Authors Note: A little tribute to Virginia Woolf – who is my current fascination. She died 28 March 1941 near Lewes in England, when she left her Sussex home, filled her pockets with stones and committed suicide by throwing herself into the River Ouse. An inner monologue of that great opening scene in 'The Hours'.
"Every secret of a writer's soul, every experience of his life, every quality of his mind is written large in his works."
Virginia wondered what Vanessa thought in the moments after The Kiss. She had returned it sweetly, as a sister would, though with a hint of worry in her eyes, as though she had brushed the coat tails of Virginia's deep and immense unhappiness, of her secret, passionate longings – that weren't for her husband, dear Leonard, who was so very good.
So very good at being undemanding, at keeping her safe – so very good. Virginia was sorry, so very sorry, he was burdened with her – sorry that he never got what was due from a wife to her husband, at least not in these later years, when it was all Virginia could do to fight off the headaches, to make sure the walls of her small room didn't swim before her eyes, resplendent in fire and carnival colours that had no place in the suburbs. She didn't want to scream, to writhe uncontrollably against the boundaries this life had set out for her – but, after all, it seemed that it was what she was destined to do, just struggle, be the poet, and be the visionary…
"But that somehow in the streets of London, on the ebb and flow of things, here, there, she survived."
London killed her as it provided the sustenance to allow her to write, which was what living was all about. She walked its streets, tormenting poor Leonard, filling her head with stories, seeing Mrs Dalloways everywhere she went…
Leonard had taken her from London, eventually, when she broke her promise, when she neared madness again, to Sussex, beautiful Sussex…beautiful to anyone who was not Virginia. Thomas, she thought blindly, thinking of the novelist she barely knew, yet felt she knew, as all novelists know each other, would have liked Sussex, though he was besotted with Dorset. How terribly vulgar! Dropping names, now.

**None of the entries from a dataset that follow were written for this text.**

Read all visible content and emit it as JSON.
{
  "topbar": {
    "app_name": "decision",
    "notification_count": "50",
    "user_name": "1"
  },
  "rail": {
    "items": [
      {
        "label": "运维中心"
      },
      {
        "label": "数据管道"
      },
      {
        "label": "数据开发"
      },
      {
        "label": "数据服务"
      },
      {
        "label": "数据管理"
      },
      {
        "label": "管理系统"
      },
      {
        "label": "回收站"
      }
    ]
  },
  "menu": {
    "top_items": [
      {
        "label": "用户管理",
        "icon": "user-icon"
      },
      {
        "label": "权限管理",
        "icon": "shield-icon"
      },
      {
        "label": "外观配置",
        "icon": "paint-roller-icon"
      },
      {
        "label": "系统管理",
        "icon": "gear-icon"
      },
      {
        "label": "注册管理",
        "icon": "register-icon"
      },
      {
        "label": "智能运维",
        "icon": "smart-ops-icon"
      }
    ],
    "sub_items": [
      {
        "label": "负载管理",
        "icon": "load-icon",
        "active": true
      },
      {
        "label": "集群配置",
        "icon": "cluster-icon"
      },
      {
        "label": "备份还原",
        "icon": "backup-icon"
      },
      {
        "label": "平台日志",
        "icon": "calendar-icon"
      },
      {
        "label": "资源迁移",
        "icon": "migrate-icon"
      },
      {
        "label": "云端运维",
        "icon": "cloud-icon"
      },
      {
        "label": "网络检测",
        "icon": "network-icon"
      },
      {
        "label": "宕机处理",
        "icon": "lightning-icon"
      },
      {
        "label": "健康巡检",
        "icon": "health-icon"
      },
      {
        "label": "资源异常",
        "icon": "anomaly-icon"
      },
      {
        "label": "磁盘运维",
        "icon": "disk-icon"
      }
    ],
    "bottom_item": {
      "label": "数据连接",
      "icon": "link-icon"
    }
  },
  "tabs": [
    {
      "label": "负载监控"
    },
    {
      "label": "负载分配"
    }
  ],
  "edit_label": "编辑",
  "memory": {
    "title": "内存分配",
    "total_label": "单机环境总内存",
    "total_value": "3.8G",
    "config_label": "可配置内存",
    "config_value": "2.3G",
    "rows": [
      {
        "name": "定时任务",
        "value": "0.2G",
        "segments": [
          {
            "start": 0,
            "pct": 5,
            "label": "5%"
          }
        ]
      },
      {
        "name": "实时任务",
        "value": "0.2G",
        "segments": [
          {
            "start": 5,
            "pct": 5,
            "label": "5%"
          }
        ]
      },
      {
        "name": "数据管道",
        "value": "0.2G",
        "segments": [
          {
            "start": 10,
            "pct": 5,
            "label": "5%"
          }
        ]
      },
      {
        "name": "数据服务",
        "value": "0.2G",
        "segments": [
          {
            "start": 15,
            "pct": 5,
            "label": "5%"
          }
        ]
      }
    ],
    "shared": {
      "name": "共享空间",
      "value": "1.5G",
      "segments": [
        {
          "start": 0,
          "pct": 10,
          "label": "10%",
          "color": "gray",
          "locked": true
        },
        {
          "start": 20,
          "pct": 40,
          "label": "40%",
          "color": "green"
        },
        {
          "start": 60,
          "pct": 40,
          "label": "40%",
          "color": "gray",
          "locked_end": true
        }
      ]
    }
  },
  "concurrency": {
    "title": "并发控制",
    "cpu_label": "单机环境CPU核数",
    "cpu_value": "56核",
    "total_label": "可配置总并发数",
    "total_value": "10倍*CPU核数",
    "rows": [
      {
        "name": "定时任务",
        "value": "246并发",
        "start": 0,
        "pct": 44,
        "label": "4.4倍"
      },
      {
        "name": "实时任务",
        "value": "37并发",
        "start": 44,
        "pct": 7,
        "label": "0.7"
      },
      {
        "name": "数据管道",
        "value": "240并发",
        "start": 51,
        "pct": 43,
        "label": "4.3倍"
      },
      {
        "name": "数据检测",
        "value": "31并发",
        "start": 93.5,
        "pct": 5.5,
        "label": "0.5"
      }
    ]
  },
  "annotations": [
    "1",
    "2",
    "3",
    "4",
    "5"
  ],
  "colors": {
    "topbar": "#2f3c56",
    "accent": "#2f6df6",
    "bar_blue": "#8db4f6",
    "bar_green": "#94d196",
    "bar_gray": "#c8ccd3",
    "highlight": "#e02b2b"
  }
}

Poor Vita. She thought briefly of Mrs Sackville-West, to whom she had penned the longest love letter in history, with whom she expressed some of those secret longings, to which Leonard, who was so very good, pretended to ignore or not notice at all…
"The truth is, I often like women. I like their unconventionality. I like their completeness. I like their anonymity."

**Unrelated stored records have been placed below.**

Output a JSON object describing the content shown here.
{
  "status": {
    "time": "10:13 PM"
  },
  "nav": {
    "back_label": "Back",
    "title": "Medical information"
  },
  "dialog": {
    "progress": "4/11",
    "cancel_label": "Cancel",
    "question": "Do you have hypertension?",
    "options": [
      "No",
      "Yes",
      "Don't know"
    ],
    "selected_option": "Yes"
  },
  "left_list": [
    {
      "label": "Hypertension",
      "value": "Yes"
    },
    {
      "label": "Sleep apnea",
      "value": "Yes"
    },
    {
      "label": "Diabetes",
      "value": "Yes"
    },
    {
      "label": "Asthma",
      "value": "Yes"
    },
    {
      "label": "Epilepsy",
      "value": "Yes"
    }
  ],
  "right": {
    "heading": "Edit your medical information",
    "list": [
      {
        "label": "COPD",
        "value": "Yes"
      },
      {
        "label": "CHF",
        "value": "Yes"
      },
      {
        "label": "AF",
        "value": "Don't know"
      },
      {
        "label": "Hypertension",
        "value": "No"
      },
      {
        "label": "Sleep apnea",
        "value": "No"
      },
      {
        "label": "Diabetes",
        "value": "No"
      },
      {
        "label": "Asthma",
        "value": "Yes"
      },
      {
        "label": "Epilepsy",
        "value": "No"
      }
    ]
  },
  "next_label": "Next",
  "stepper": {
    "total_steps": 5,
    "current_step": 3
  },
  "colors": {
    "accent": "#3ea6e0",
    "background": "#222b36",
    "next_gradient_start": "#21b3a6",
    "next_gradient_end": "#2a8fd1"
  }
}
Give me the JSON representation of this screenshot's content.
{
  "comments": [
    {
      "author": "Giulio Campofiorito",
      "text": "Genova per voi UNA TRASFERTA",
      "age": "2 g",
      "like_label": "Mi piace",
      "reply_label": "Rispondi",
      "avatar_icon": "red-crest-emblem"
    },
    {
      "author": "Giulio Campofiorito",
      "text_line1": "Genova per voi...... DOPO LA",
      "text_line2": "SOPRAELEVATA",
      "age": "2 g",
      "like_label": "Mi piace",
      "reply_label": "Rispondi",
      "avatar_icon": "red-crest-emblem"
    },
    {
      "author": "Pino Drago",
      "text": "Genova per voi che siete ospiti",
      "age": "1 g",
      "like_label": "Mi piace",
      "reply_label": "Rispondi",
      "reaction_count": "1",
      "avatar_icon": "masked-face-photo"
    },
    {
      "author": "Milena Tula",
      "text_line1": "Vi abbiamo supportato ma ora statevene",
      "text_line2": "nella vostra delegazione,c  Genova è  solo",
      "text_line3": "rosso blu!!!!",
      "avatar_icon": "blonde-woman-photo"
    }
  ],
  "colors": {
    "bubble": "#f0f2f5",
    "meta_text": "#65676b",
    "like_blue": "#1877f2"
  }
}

How sad for him, she thought, as she donned her tweed coat and twined her scarf about her neck, ignoring how it tugged at the stray hairs that fell unflatteringly from her bun. What a sad presence she had wreaked upon the world, this terrible, terrible world…

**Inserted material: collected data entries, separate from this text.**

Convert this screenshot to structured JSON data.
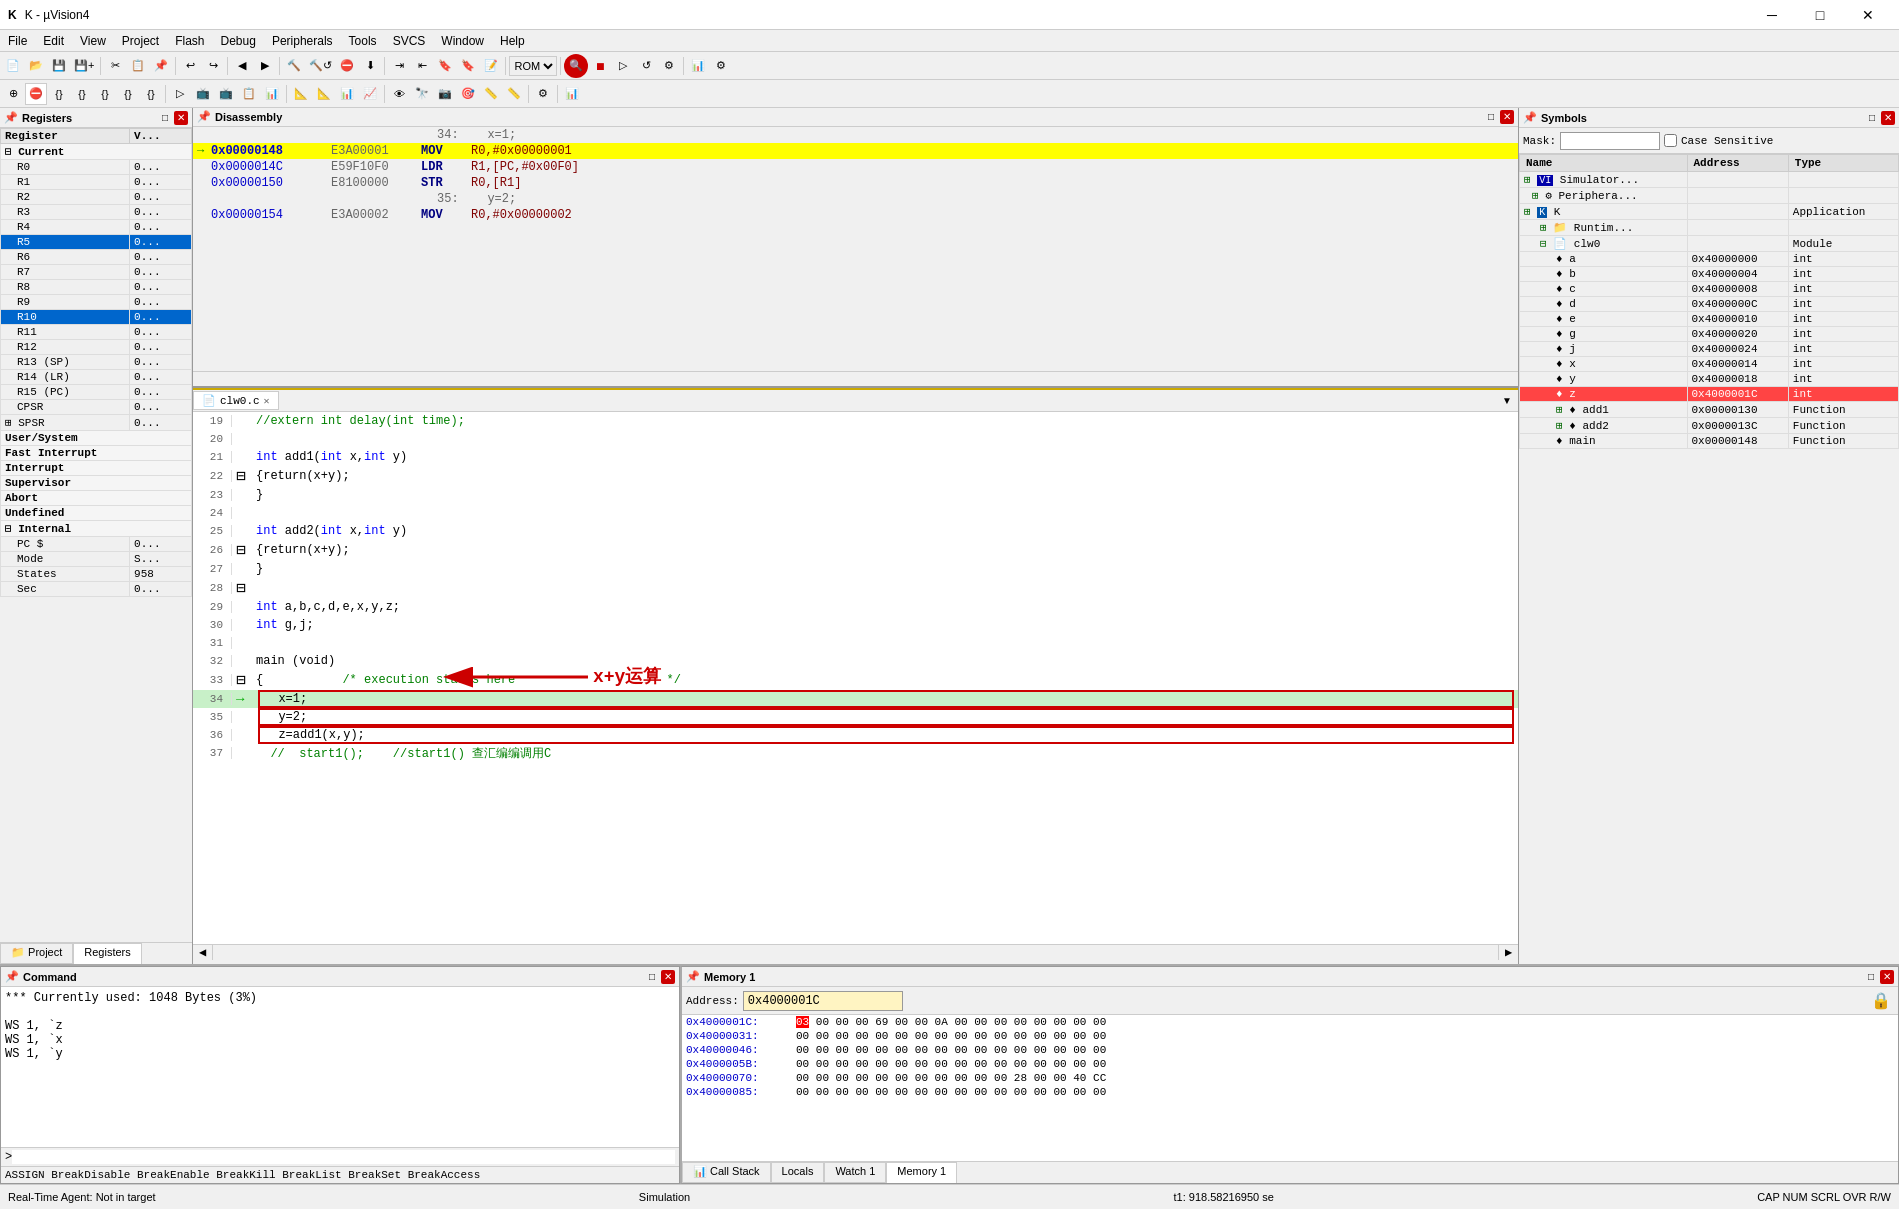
{
  "app": {
    "title": "K - µVision4",
    "icon": "K"
  },
  "menu": {
    "items": [
      "File",
      "Edit",
      "View",
      "Project",
      "Flash",
      "Debug",
      "Peripherals",
      "Tools",
      "SVCS",
      "Window",
      "Help"
    ]
  },
  "registers": {
    "title": "Registers",
    "columns": [
      "Register",
      "V..."
    ],
    "groups": [
      {
        "name": "Current",
        "items": [
          {
            "name": "R0",
            "value": "0..."
          },
          {
            "name": "R1",
            "value": "0..."
          },
          {
            "name": "R2",
            "value": "0..."
          },
          {
            "name": "R3",
            "value": "0..."
          },
          {
            "name": "R4",
            "value": "0..."
          },
          {
            "name": "R5",
            "value": "0...",
            "selected": true
          },
          {
            "name": "R6",
            "value": "0..."
          },
          {
            "name": "R7",
            "value": "0..."
          },
          {
            "name": "R8",
            "value": "0..."
          },
          {
            "name": "R9",
            "value": "0..."
          },
          {
            "name": "R10",
            "value": "0...",
            "selected": true
          },
          {
            "name": "R11",
            "value": "0..."
          },
          {
            "name": "R12",
            "value": "0..."
          },
          {
            "name": "R13 (SP)",
            "value": "0..."
          },
          {
            "name": "R14 (LR)",
            "value": "0..."
          },
          {
            "name": "R15 (PC)",
            "value": "0..."
          },
          {
            "name": "CPSR",
            "value": "0..."
          }
        ]
      },
      {
        "name": "+ SPSR",
        "value": "0..."
      },
      {
        "name": "User/System"
      },
      {
        "name": "Fast Interrupt"
      },
      {
        "name": "Interrupt"
      },
      {
        "name": "Supervisor"
      },
      {
        "name": "Abort"
      },
      {
        "name": "Undefined"
      },
      {
        "name": "Internal",
        "items": [
          {
            "name": "PC $",
            "value": "0..."
          },
          {
            "name": "Mode",
            "value": "S..."
          },
          {
            "name": "States",
            "value": "958"
          },
          {
            "name": "Sec",
            "value": "0..."
          }
        ]
      }
    ],
    "bottom_tabs": [
      "Project",
      "Registers"
    ]
  },
  "disassembly": {
    "title": "Disassembly",
    "rows": [
      {
        "lineno": "34:",
        "comment": "x=1;",
        "addr": "",
        "hex": "",
        "mnem": "",
        "ops": "",
        "type": "comment"
      },
      {
        "addr": "0x00000148",
        "hex": "E3A00001",
        "mnem": "MOV",
        "ops": "R0,#0x00000001",
        "type": "highlight-yellow"
      },
      {
        "addr": "0x0000014C",
        "hex": "E59F10F0",
        "mnem": "LDR",
        "ops": "R1,[PC,#0x00F0]",
        "type": "normal"
      },
      {
        "addr": "0x00000150",
        "hex": "E8100000",
        "mnem": "STR",
        "ops": "R0,[R1]",
        "type": "normal"
      },
      {
        "lineno": "35:",
        "comment": "y=2;",
        "addr": "",
        "hex": "",
        "mnem": "",
        "ops": "",
        "type": "comment"
      },
      {
        "addr": "0x00000154",
        "hex": "E3A00002",
        "mnem": "MOV",
        "ops": "R0,#0x00000002",
        "type": "normal"
      }
    ]
  },
  "editor": {
    "title": "clw0.c",
    "tab_label": "clw0.c",
    "lines": [
      {
        "num": 19,
        "text": "//extern int delay(int time);",
        "type": "comment"
      },
      {
        "num": 20,
        "text": ""
      },
      {
        "num": 21,
        "text": "int add1(int x,int y)",
        "type": "code"
      },
      {
        "num": 22,
        "text": "{return(x+y);",
        "type": "code",
        "fold": true
      },
      {
        "num": 23,
        "text": "}",
        "type": "code"
      },
      {
        "num": 24,
        "text": ""
      },
      {
        "num": 25,
        "text": "int add2(int x,int y)",
        "type": "code"
      },
      {
        "num": 26,
        "text": "{return(x+y);",
        "type": "code",
        "fold": true
      },
      {
        "num": 27,
        "text": "}",
        "type": "code"
      },
      {
        "num": 28,
        "text": ""
      },
      {
        "num": 29,
        "text": "int a,b,c,d,e,x,y,z;",
        "type": "code"
      },
      {
        "num": 30,
        "text": "int g,j;",
        "type": "code"
      },
      {
        "num": 31,
        "text": ""
      },
      {
        "num": 32,
        "text": "main (void)",
        "type": "code"
      },
      {
        "num": 33,
        "text": "{",
        "comment": "/* execution starts here                    */",
        "type": "code",
        "fold": true
      },
      {
        "num": 34,
        "text": "  x=1;",
        "type": "highlighted",
        "arrow": true
      },
      {
        "num": 35,
        "text": "  y=2;",
        "type": "normal"
      },
      {
        "num": 36,
        "text": "  z=add1(x,y);",
        "type": "normal"
      },
      {
        "num": 37,
        "text": "  //  start1();",
        "comment": "//start1() 查汇编调用C",
        "type": "comment"
      }
    ],
    "annotation": "x+y运算"
  },
  "symbols": {
    "title": "Symbols",
    "mask_label": "Mask:",
    "case_sensitive_label": "Case Sensitive",
    "columns": [
      "Name",
      "Address",
      "Type"
    ],
    "tree": [
      {
        "icon": "VI",
        "name": "Simulator...",
        "level": 1,
        "expand": true
      },
      {
        "icon": "gear",
        "name": "Periphera...",
        "level": 1,
        "expand": true
      },
      {
        "icon": "K",
        "name": "K",
        "level": 1,
        "expand": true,
        "value": "Application"
      },
      {
        "name": "Runtim...",
        "level": 2,
        "expand": true
      },
      {
        "name": "clw0",
        "level": 2,
        "expand": true,
        "value": "Module"
      },
      {
        "name": "a",
        "level": 3,
        "addr": "0x40000000",
        "type": "int"
      },
      {
        "name": "b",
        "level": 3,
        "addr": "0x40000004",
        "type": "int"
      },
      {
        "name": "c",
        "level": 3,
        "addr": "0x40000008",
        "type": "int"
      },
      {
        "name": "d",
        "level": 3,
        "addr": "0x4000000C",
        "type": "int"
      },
      {
        "name": "e",
        "level": 3,
        "addr": "0x40000010",
        "type": "int"
      },
      {
        "name": "g",
        "level": 3,
        "addr": "0x40000020",
        "type": "int"
      },
      {
        "name": "j",
        "level": 3,
        "addr": "0x40000024",
        "type": "int"
      },
      {
        "name": "x",
        "level": 3,
        "addr": "0x40000014",
        "type": "int"
      },
      {
        "name": "y",
        "level": 3,
        "addr": "0x40000018",
        "type": "int"
      },
      {
        "name": "z",
        "level": 3,
        "addr": "0x4000001C",
        "type": "int",
        "selected": true
      },
      {
        "name": "add1",
        "level": 3,
        "addr": "0x00000130",
        "type": "Function"
      },
      {
        "name": "add2",
        "level": 3,
        "addr": "0x0000013C",
        "type": "Function"
      },
      {
        "name": "main",
        "level": 3,
        "addr": "0x00000148",
        "type": "Function"
      }
    ]
  },
  "command": {
    "title": "Command",
    "content": [
      "*** Currently used: 1048 Bytes (3%)",
      "",
      "WS 1, `z",
      "WS 1, `x",
      "WS 1, `y"
    ],
    "autocomplete": "ASSIGN BreakDisable BreakEnable BreakKill BreakList BreakSet BreakAccess"
  },
  "memory": {
    "title": "Memory 1",
    "address_label": "Address:",
    "address_value": "0x4000001C",
    "rows": [
      {
        "addr": "0x4000001C:",
        "bytes": "03 00 00 00 69 00 00 0A 00 00 00 00 00 00 00 00",
        "highlight_byte": "03"
      },
      {
        "addr": "0x40000031:",
        "bytes": "00 00 00 00 00 00 00 00 00 00 00 00 00 00 00 00"
      },
      {
        "addr": "0x40000046:",
        "bytes": "00 00 00 00 00 00 00 00 00 00 00 00 00 00 00 00"
      },
      {
        "addr": "0x4000005B:",
        "bytes": "00 00 00 00 00 00 00 00 00 00 00 00 00 00 00 00"
      },
      {
        "addr": "0x40000070:",
        "bytes": "00 00 00 00 00 00 00 00 00 00 00 28 00 00 40 CC"
      },
      {
        "addr": "0x40000085:",
        "bytes": "00 00 00 00 00 00 00 00 00 00 00 00 00 00 00 00"
      }
    ],
    "tabs": [
      "Call Stack",
      "Locals",
      "Watch 1",
      "Memory 1"
    ]
  },
  "status_bar": {
    "simulation_status": "Real-Time Agent: Not in target",
    "mode": "Simulation",
    "time": "t1: 918.58216950 se",
    "caps": "CAP  NUM  SCRL  OVR  R/W"
  },
  "toolbar": {
    "rom_label": "ROM"
  }
}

She shivered, hearing the soft spluttering of an aeroplane above, leaving her cottage – their cottage – she corrected herself. She could at least do Leonard the one small honour of remembering he was her husband, in these last moments…
She hurried, not exactly frightened but not exactly what one would call calm either. She feared meeting Leonard, feared that he would force her into staying, force her into thought.
Thought! Thought! She didn't want to think, didn't need to think. With thinking brought madness, headaches and pain.
Thinking had destroyed her. How she would have liked to been one of those stupid, pathetic women who didn't think, who didn't endure deep thoughts, or bouts of madness – who didn't endure anything but their husbands infidelities.
"The eyes of others our prisons; their thoughts our cages."
How much easy life would have been had she not been born who she was – had she been less of a poet, less of a visionary – had she been Vanessa, who seemed to have struck a balance between majestic intelligence and normality.
How cold the Ouse looked – yet how calm. Calm was what she needed, calm and silence – Leonard would even agree with her on that. Virginia needed no stimulation that might bring madness upon her – Leonard would even argue that this state of heightened awareness was madness.
She stopped, looked around for a stone large enough to pull her to the bottom and hold her there, allowing the spring air to mist her breath and float away. Would she miss this? The feeling of air in her lungs, the sunlight on her face, the wind tugging at her hair?
Would she?
She would, she thought mildly, she would miss it. But it would not miss her.
"You cannot find peace by avoiding life."